伯爵家の小屋から、侯爵家へ住まいがグレードアップするということですか?
「伯爵家では、君の存在を朝晩の食事だけで把握していて…姿は確認しないんだろう?」
「…確かにそうですが…」
私に出会うと“呪われる”らしいですから。
「なら、ここにいたって構わないはずだ。
伯爵家で出される食事の後片付けくらい、こちらの者にさせる。簡単なことだ…何も気にしなくていい」
こんなフカフカなベッドで毎日眠れるなんて、それはとても有り難いことだけど…。
「師匠が君を心配しているんだ。
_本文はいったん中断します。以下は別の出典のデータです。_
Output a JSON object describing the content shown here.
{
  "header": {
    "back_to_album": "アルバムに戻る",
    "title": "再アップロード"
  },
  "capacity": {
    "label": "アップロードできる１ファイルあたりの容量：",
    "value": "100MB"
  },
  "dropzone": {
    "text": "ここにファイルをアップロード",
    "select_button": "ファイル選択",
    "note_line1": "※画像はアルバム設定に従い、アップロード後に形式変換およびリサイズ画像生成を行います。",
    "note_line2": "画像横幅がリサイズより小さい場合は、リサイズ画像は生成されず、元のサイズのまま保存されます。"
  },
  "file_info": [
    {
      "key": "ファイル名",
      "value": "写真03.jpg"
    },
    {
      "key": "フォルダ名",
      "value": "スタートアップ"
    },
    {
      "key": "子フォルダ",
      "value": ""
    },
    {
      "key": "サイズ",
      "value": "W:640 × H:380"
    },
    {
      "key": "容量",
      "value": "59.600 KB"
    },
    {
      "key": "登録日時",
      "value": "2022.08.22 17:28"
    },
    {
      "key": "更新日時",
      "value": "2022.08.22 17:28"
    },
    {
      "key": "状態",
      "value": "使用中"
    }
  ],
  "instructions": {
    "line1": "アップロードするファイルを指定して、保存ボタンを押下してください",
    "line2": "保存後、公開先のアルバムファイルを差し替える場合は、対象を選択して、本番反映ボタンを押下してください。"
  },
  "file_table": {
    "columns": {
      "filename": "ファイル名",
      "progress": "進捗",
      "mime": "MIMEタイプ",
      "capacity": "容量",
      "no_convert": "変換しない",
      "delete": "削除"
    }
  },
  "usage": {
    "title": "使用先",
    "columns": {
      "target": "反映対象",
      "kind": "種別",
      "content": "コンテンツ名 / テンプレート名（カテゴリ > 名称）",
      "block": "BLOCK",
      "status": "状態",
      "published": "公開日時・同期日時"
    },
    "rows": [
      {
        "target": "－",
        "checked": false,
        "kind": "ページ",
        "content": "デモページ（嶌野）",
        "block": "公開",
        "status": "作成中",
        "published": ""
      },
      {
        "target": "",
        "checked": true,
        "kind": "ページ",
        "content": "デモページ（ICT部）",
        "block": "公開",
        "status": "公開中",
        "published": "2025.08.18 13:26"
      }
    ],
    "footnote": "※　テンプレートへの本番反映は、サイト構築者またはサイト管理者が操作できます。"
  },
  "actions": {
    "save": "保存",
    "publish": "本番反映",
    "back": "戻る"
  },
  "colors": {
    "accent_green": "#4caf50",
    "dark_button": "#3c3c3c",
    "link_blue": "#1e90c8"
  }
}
勿論、私もそうだよ。
頼むから言うことを聞いてくれ」
また、あの気遣うような眼差し。
…うーん…本当に迷惑じゃないのかな…。
「…じゃあ…兄弟子さまは、私のことを“イシス”って呼んでくださいますか…?」
フェルナンド様がパアッと明るい顔をした。
美形が喜ぶと、こんなに眩しいものなのね。
眼をやられるわ…気を付けよう。
「あぁ…イシス。では、君も私のことを…“お兄様”って…呼んでくれないか?」
むむっ、照れた美形も眩しいのね…気を付けよう。
「…お…お兄様?では…よろしくお願いします!」
商談成立。
流れ的には…抱き合ってもいいシチュエーションなのだけど、魔眼持ちにはハードルが高過ぎるので無理でした。